Marfan syndrome is an autosomal dominant genetic disease affecting connective tissue. It is thought to affect 1 in 5000 people.
Diagnosis can be difficult because it can manifest differently in each individual, even amongst members of the same family (different expression).
Some features will also be present in people without the syndrome. Diagnosis is clinical, based on a combination of characteristic clinical signs (Ghent criteria).
Most cases need a combined clinical and radiological assessment. Therefore, referral to the Regional Genetics Centre is advisable with regards to making the diagnosis and coordinating the other specialities which may need to be involved.
Spontaneous mutations occur, but 3 out of 4 people with Marfan syndrome will have inherited it from one of their parents, although the diagnosis may not have been made previously in the parent if they are mildly affected.

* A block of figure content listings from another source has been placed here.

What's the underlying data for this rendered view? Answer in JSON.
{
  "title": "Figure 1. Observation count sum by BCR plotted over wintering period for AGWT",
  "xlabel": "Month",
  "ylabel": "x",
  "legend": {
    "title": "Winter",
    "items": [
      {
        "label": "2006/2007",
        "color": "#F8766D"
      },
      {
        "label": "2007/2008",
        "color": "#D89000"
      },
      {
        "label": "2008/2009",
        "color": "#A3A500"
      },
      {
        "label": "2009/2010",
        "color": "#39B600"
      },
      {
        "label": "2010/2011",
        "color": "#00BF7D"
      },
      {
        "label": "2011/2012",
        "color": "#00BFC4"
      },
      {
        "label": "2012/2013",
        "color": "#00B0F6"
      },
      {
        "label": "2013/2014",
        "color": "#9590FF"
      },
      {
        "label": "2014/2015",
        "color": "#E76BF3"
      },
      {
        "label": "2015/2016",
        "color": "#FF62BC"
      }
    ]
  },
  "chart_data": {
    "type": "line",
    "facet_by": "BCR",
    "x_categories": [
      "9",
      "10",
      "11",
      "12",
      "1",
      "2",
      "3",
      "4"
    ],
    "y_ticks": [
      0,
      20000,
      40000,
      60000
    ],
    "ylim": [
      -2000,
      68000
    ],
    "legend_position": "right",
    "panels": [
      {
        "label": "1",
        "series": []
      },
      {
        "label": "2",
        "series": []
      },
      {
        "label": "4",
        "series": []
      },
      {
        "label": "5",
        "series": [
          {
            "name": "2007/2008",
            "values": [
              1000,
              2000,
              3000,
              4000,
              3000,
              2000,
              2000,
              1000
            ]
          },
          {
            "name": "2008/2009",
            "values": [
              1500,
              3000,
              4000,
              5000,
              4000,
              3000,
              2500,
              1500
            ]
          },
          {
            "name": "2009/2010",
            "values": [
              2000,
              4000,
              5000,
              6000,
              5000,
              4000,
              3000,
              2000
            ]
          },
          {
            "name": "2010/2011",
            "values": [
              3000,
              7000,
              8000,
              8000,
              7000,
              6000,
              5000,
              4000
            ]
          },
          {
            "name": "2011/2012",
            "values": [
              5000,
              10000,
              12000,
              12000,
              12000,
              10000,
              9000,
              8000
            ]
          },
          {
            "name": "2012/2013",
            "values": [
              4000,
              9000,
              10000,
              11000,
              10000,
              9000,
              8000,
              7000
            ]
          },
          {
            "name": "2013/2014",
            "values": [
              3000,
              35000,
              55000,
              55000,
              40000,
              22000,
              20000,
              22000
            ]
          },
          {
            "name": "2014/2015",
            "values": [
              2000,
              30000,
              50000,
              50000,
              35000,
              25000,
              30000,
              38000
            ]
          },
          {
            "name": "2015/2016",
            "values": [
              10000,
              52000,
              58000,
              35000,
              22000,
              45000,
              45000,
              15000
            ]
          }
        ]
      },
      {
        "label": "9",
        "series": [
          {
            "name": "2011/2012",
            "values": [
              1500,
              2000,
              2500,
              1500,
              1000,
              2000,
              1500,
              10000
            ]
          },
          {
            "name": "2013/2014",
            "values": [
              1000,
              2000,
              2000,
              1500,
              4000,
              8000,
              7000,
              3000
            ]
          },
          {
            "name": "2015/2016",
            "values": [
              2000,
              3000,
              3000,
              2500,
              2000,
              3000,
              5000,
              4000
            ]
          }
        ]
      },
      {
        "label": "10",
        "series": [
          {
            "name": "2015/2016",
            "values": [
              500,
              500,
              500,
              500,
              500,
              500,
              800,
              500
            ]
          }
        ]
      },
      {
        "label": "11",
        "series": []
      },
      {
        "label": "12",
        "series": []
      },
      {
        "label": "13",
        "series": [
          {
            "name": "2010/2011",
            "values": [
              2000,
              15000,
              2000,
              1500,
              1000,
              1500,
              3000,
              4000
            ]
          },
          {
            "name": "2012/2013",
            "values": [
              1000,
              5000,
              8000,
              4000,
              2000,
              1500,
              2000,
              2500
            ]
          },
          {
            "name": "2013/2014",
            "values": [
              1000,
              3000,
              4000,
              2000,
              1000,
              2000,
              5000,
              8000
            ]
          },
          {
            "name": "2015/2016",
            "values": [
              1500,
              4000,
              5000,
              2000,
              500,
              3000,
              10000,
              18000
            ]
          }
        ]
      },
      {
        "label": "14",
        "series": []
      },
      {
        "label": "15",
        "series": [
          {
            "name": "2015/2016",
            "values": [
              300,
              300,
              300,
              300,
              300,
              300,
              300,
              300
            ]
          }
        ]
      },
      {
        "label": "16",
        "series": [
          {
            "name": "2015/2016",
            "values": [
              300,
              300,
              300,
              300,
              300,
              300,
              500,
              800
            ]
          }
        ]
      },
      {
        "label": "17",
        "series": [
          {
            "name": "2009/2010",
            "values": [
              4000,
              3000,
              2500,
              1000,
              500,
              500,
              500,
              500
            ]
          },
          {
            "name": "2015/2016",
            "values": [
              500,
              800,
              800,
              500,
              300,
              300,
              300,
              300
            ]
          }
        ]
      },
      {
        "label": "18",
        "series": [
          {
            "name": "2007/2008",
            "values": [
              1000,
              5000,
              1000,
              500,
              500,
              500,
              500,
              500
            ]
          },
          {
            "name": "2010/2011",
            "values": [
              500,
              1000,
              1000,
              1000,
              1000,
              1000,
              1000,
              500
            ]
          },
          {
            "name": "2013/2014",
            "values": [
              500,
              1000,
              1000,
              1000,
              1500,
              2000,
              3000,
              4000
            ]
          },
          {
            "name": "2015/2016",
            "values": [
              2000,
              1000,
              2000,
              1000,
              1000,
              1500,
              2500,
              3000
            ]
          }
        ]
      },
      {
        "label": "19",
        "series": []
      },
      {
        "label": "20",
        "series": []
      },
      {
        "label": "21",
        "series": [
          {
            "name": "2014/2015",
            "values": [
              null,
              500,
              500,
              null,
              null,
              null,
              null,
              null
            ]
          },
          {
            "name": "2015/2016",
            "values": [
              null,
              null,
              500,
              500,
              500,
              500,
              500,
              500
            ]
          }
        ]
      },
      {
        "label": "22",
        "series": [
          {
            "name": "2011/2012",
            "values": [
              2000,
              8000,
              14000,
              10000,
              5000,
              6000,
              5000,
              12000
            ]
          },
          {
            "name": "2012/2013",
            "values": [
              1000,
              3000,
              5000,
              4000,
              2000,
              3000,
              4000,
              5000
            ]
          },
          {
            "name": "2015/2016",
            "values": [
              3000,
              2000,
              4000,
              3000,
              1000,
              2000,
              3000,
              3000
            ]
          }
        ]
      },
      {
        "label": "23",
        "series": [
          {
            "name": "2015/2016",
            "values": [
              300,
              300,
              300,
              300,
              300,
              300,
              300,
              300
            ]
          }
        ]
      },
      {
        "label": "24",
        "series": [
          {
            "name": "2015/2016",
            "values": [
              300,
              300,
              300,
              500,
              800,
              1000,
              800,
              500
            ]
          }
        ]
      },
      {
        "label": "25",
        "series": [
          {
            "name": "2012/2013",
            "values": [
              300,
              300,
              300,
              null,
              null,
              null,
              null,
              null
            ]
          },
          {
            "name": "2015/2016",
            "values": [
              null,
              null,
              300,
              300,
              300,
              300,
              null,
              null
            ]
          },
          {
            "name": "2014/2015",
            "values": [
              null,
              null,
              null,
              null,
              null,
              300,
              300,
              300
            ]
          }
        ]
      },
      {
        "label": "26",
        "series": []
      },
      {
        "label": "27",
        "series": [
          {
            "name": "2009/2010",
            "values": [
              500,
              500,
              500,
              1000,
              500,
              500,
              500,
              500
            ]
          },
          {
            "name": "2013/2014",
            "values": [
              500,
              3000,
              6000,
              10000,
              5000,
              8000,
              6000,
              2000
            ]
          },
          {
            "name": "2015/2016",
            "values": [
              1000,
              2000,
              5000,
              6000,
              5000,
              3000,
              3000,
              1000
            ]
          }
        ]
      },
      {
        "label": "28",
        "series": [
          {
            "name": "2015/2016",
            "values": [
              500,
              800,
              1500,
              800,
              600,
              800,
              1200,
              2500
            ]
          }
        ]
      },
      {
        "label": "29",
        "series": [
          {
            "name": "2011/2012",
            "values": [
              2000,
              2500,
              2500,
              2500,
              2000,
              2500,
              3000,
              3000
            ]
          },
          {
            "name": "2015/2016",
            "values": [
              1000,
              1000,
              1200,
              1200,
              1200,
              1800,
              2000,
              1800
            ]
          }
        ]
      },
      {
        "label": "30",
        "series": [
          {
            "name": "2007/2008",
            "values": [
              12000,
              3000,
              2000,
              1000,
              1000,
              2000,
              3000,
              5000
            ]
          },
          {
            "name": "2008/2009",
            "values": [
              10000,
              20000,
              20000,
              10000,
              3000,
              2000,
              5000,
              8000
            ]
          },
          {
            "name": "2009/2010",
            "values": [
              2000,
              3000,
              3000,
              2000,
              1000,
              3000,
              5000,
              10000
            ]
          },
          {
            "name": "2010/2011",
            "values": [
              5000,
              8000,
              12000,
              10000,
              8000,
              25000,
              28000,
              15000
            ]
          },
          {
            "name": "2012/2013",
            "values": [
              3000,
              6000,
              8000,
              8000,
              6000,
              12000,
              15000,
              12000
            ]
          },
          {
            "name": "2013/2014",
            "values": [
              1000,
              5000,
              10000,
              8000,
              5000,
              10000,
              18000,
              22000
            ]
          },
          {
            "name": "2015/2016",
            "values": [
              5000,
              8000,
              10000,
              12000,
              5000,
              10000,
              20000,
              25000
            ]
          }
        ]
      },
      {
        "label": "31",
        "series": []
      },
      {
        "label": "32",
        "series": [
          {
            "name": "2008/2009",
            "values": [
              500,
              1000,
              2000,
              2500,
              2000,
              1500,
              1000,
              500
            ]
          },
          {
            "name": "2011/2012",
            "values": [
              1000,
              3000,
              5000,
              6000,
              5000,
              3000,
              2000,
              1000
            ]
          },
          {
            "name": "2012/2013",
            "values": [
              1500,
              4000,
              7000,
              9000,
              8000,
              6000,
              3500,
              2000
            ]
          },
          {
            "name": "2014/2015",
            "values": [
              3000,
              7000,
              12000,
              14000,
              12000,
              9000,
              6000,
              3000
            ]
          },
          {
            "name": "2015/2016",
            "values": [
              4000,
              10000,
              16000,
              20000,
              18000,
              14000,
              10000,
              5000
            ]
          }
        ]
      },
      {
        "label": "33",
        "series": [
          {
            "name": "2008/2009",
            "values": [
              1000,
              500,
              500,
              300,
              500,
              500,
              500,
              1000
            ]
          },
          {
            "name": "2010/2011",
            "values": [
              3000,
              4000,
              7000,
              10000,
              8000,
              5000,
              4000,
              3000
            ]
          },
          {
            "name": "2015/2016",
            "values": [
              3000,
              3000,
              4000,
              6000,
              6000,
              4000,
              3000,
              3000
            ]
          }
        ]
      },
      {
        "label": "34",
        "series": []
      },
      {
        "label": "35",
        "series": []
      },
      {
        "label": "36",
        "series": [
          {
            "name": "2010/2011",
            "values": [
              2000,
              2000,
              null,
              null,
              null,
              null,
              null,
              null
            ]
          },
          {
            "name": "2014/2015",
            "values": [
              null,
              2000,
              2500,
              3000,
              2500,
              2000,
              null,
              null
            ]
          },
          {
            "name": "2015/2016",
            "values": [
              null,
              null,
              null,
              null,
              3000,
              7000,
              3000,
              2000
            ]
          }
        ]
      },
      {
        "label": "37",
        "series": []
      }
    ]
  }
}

Symptoms can vary widely in severity, the vast majority present with mild manifestations, but 1 in 10 will be more severely affected.
Features
Skeletal
Limbs disproportionately long for trunk, long thin fingers and toes (arachnodactly), malocclusive teeth and high arched narrow palate, joint laxity, scoliosis, pectus excavatum & carinatum (pigeon chest), pes planus
Cardiac
Aortic dilatation, aortic dissection, mitral valve prolapse.
Eyes
Lens dislocation, myopia, cataracts, retinal detachment and increased risk of early onset glaucoma.
Pulmonary
Spontaneous pneumothorax, sleep apnoea, increased risk of Chronic Obstructive Pulmonary Disease (COPD).
Nervous system
Dural ectasia of spinal cord leading to symptoms of low back, abdominal and leg pain or paresthesiae and headache.
Skin
Stretch marks and herniae.
Genetics
Marfan syndrome is caused by mutations in the gene on chromosome 15 (FBN1) which determines the structure of the connective tissue protein called fibrillin. Over 200 mutations are known.
Genetic testing is available, but has many limitations. It is time consuming and expensive, but also between 10-30% of people with Marfan syndrome DO NOT have an identifiable mutation in the fibrillin gene. Also mutations within the gene are found in other syndromes which overlap clinically with Marfan syndrome.
Clinical diagnosis remains the way forward
Genetic testing may be available as an option for prenatal diagnosis, since children of an affected individual have a 50% chance of inheriting the gene, although it is not possible to predict how severely the child would be affected. Diagnosis in young children can be difficult, as many of the features do not become apparent until late teenage/early adulthood, and often children at risk will simply need to be monitored until they reach adolescence.
Management
Management will depend on which problems are present, but regular review by a number of specialities may be required. Regular cardiac review may be needed, and this is especially important for women during pregnancy because of the extra stresses put upon the cardiovascular system. Some people with Marfan syndrome will be prescribed beta blockers or angiotensin II antagonists to reduce the risk of aortic problems.
General lifestyle advice should be to avoid smoking, especially as they can be at increased risk of COPD. Also certain contact sports and activities such as scuba diving may need to be avoided.